Another issue the county may contend with is finding attorneys interested in the positions, but Cornelius said he thinks younger attorneys should be interested.

“If the state is going to mandate this and we have the funding, I do not see any problem with this,” said Ghent Town Supervisor Michael Benvenuto, chairman of the Public Safety Committee.


The increased defense is the result of an Article 8 filed and won in Albany. Hurdle-Haring v. the State of New York... Normally the county pays for defense costs. This is good because it maintains a certain accountability for defense-prosecution v.sane social and mental health services. But, now the extra defense money comes from the state. OK.

Notice that better defense lowers the number of detainees!!!

Here’s why:
1. Bail reform has passed and signed in Albany. There will no longer be detainees in jail simply because they can’t make small bail.

2. Raise the Age was implemented this month and is statewide. Teenagers will no longer be held in county jails.

3. A regional court system has begun. Rather than the village courts, which are seldom open, the regional court system can meet with detainees in days instead of weeks or even a month as is the case with the various village and town courts.

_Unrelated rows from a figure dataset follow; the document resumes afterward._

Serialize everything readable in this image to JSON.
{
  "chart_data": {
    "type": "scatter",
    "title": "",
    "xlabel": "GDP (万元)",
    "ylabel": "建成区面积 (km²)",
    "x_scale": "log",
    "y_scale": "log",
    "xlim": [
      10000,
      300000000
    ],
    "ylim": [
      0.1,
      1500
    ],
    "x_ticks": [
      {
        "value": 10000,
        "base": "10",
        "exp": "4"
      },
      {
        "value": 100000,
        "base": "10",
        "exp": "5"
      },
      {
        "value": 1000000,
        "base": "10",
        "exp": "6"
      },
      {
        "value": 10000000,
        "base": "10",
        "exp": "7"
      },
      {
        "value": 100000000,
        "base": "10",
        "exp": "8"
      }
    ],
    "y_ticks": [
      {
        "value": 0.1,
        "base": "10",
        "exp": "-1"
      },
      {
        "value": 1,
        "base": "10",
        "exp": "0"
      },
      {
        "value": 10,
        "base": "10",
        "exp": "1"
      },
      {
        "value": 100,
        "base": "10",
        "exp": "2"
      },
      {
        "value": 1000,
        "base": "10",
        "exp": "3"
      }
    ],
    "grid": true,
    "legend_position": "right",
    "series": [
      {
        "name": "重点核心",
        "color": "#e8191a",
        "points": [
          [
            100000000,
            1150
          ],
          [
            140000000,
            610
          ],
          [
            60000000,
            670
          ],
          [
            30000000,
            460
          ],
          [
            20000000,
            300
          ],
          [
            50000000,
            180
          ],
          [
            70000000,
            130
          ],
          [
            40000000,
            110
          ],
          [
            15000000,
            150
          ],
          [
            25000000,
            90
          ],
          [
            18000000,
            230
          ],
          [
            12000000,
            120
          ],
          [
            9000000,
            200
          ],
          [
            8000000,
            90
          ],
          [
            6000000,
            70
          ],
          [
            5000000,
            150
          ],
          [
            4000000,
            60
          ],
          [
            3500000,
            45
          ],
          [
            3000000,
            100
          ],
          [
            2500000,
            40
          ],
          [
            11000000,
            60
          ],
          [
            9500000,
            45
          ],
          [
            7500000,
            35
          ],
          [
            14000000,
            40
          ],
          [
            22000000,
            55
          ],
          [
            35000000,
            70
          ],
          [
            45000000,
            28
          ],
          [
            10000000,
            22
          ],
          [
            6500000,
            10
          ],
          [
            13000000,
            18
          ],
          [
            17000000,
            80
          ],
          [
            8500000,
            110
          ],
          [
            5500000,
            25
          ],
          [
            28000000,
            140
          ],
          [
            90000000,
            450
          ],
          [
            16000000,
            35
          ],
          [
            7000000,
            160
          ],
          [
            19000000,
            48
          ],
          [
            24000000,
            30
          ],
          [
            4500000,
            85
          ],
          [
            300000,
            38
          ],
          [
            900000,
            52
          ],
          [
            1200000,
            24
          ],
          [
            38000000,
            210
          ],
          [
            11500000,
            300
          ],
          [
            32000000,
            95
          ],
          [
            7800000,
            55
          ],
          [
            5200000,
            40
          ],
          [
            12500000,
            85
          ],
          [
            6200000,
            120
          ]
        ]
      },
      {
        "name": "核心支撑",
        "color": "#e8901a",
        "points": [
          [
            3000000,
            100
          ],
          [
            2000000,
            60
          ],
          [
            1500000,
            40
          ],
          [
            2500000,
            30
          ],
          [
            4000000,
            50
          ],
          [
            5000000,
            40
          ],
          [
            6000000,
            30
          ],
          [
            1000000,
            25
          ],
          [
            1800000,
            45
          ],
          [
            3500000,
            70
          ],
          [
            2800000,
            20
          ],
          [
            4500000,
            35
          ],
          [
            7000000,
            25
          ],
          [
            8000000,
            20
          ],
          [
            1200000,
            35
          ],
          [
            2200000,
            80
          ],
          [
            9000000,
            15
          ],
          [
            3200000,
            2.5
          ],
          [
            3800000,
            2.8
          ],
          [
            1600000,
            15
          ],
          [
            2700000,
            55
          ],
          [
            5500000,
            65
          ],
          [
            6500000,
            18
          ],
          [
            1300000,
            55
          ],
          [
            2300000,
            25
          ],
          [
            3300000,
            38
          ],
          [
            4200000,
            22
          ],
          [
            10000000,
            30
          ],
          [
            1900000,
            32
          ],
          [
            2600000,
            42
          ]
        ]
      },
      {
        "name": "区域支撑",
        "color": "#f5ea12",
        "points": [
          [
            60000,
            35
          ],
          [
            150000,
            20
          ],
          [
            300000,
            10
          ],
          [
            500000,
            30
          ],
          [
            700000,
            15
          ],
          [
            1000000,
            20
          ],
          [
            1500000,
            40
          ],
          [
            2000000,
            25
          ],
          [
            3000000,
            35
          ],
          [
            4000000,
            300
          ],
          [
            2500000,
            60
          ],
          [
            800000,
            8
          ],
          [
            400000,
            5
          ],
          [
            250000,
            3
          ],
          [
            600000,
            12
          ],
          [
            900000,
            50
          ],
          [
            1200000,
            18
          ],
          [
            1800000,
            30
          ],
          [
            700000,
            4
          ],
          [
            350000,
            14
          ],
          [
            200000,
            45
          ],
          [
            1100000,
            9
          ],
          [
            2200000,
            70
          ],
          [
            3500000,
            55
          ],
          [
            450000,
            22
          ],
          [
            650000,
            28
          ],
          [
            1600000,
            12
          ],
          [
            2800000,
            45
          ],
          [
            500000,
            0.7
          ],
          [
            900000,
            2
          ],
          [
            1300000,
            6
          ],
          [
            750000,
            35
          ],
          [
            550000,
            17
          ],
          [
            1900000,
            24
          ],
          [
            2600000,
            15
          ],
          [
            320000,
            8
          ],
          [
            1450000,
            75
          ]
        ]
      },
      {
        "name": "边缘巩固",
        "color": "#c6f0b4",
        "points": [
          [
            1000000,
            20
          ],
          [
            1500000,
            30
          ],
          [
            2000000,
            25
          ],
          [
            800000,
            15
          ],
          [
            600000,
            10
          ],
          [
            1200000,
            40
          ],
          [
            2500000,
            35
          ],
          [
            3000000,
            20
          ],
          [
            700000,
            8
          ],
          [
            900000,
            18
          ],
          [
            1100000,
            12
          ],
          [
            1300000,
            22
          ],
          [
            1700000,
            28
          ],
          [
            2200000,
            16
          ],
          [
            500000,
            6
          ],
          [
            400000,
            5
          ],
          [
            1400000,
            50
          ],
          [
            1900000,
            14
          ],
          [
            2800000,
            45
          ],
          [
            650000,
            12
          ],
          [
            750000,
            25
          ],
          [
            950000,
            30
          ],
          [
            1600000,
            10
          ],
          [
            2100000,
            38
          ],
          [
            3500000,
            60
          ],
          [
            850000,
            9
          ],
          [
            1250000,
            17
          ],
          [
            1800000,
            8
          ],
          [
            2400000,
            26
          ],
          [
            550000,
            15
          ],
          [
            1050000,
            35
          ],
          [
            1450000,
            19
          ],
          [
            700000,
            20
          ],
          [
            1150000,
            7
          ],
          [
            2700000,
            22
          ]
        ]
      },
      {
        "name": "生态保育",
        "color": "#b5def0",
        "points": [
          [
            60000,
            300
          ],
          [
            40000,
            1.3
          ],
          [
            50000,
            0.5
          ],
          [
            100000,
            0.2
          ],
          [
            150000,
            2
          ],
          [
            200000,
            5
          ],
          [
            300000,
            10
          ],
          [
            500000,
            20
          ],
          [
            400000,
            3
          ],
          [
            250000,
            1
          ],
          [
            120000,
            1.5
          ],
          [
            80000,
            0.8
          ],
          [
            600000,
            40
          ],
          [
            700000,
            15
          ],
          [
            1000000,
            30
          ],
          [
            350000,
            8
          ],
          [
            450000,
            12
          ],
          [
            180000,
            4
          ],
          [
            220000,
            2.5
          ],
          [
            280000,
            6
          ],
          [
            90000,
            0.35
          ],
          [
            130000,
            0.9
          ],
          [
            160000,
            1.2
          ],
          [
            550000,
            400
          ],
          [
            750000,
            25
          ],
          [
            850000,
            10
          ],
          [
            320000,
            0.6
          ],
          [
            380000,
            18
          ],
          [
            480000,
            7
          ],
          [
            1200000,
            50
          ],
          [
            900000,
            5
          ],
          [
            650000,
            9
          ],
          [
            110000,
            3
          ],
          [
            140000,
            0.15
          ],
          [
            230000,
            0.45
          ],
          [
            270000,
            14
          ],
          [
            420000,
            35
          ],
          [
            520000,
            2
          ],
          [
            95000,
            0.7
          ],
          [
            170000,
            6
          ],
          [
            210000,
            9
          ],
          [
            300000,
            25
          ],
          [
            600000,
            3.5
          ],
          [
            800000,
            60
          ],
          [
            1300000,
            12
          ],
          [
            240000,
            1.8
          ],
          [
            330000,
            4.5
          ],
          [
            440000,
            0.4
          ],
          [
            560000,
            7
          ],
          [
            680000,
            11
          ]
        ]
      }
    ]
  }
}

4. Increased financing for public defenders (the result of Hurrell-Harring v. The State of New York Settlement ) brings a new $500,000 to the Public Defender. This money ensures that an attorney will be present at all court appearances, including arraignments. Which, again, lowers the number of detainees.

These realities will lower the number from 51 to 40 and even 30 and less over the coming months and are already taking place.

There are no indications there will be any increase in the number of detainees at any time in the future.